Ad esempio nel paper - “For whom does it pay to be a moral capitalist? Sustainability of corporate financial performance of ESG investment” - Mariya Gubareva, Zaghum Umar, Tatiana Sokolova, Valentina Antonyuk del maggio 2023 - gli autori studiano la performance degli investimenti delle aziende che sono leader del settore in termini di classificazione ESG, facendo ricorso agli indici di Sharpe e all'analisi CGS. Per il periodo 2007–2020, vengono selezionate delle imprese utilizzando gli indici MSCI total return per le imprese leader ESG in 10 diversi paesi sviluppati e in via di sviluppo, e successivamente hanno analizzato le caratteristiche di rischio-rendimento per diversi orizzonti di investimento.
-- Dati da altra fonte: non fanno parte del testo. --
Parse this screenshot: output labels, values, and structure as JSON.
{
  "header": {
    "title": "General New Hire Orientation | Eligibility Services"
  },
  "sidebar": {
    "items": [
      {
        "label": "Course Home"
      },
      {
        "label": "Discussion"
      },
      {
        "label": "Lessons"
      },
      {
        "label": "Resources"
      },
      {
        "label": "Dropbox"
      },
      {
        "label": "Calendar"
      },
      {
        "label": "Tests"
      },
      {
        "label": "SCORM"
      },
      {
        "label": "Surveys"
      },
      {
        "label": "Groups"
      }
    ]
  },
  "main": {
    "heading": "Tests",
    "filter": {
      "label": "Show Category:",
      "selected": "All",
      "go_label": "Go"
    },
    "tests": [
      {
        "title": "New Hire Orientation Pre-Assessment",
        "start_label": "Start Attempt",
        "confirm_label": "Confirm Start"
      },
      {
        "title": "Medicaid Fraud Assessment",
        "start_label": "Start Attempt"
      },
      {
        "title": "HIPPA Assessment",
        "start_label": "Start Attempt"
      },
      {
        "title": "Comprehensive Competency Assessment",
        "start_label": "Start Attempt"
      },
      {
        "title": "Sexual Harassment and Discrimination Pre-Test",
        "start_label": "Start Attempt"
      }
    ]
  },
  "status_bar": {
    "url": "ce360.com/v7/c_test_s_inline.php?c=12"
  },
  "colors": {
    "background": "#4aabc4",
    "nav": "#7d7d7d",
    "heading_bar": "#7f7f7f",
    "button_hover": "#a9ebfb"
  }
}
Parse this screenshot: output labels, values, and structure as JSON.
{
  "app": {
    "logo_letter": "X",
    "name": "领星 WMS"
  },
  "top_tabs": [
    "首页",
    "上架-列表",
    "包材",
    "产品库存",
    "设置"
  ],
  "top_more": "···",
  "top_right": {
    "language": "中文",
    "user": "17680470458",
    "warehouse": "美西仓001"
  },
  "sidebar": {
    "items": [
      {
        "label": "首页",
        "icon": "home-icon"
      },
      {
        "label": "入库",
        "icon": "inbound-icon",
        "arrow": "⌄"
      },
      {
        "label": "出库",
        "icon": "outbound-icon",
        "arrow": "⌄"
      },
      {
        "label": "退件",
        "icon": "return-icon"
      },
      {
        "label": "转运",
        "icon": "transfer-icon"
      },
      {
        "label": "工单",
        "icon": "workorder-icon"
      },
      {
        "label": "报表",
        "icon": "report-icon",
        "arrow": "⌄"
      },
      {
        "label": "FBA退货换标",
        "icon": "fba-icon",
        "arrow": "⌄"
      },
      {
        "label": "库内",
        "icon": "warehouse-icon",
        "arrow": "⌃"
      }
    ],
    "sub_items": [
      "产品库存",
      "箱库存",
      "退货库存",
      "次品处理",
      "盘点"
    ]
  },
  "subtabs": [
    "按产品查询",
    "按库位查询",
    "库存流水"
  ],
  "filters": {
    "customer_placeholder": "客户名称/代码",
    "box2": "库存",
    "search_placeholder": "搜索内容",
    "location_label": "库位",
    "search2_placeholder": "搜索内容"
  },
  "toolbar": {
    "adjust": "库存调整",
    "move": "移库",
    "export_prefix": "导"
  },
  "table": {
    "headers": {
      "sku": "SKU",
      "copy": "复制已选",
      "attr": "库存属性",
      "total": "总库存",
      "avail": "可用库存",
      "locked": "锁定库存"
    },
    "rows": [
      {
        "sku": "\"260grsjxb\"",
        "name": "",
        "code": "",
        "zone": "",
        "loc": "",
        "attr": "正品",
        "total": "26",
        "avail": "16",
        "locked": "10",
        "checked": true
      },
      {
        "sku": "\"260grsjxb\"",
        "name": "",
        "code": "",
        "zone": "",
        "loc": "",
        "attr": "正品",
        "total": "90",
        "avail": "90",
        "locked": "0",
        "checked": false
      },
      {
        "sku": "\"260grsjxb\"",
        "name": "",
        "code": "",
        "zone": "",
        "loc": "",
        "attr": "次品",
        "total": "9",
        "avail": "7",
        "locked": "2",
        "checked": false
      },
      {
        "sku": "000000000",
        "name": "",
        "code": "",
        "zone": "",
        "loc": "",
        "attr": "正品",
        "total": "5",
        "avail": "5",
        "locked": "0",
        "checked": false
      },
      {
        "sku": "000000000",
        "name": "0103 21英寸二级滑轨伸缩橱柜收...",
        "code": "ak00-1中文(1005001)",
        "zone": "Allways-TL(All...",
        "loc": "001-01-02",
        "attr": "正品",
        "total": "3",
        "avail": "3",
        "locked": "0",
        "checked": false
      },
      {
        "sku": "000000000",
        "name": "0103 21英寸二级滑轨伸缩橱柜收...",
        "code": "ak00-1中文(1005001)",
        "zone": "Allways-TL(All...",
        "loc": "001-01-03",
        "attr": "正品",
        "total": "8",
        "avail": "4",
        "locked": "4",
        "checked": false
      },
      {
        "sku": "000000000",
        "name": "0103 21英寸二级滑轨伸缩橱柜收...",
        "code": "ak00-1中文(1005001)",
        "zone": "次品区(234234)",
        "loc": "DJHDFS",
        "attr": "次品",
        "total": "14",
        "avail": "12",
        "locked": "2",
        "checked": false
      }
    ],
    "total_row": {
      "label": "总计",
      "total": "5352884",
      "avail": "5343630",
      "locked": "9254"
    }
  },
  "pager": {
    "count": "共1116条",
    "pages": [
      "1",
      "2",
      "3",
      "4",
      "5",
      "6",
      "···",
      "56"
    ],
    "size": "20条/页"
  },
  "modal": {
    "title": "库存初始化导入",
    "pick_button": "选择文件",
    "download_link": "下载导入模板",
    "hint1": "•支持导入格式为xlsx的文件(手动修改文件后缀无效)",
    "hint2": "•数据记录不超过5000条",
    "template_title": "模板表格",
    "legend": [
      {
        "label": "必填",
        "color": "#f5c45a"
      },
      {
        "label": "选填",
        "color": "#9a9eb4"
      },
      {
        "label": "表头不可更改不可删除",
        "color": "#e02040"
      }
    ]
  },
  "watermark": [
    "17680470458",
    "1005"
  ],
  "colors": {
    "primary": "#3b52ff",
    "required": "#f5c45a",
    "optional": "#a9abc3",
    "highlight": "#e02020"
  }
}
I risultati sono interessanti.
In primo luogo gli economisti scoprono che le società leader in ambito ESG che sono state esaminate nelle aree geografiche selezionate presentano diversi attributi di rendimento in termini di rischio e le dinamiche degli asset ESG evidenziano chiaramente asimmetrie nei modelli di rischio e rendimento.
In secondo luogo documentano che l'indice di Sharpe (un Indice che misura il rapporto tra il maggior rendimento di un asset rispetto al rendimento di un altro prodotto finanziario che non ha rischio, sempre tenendo conto della volatilità) misurato per i titoli ESG degli Stati Uniti è superiore a quello del resto dei paesi considerati, rendendo gli investimenti ESG nei mercati statunitensi di gran lunga i più interessanti dal punto di vista degli investitori che sono attenti ai fattori ESG.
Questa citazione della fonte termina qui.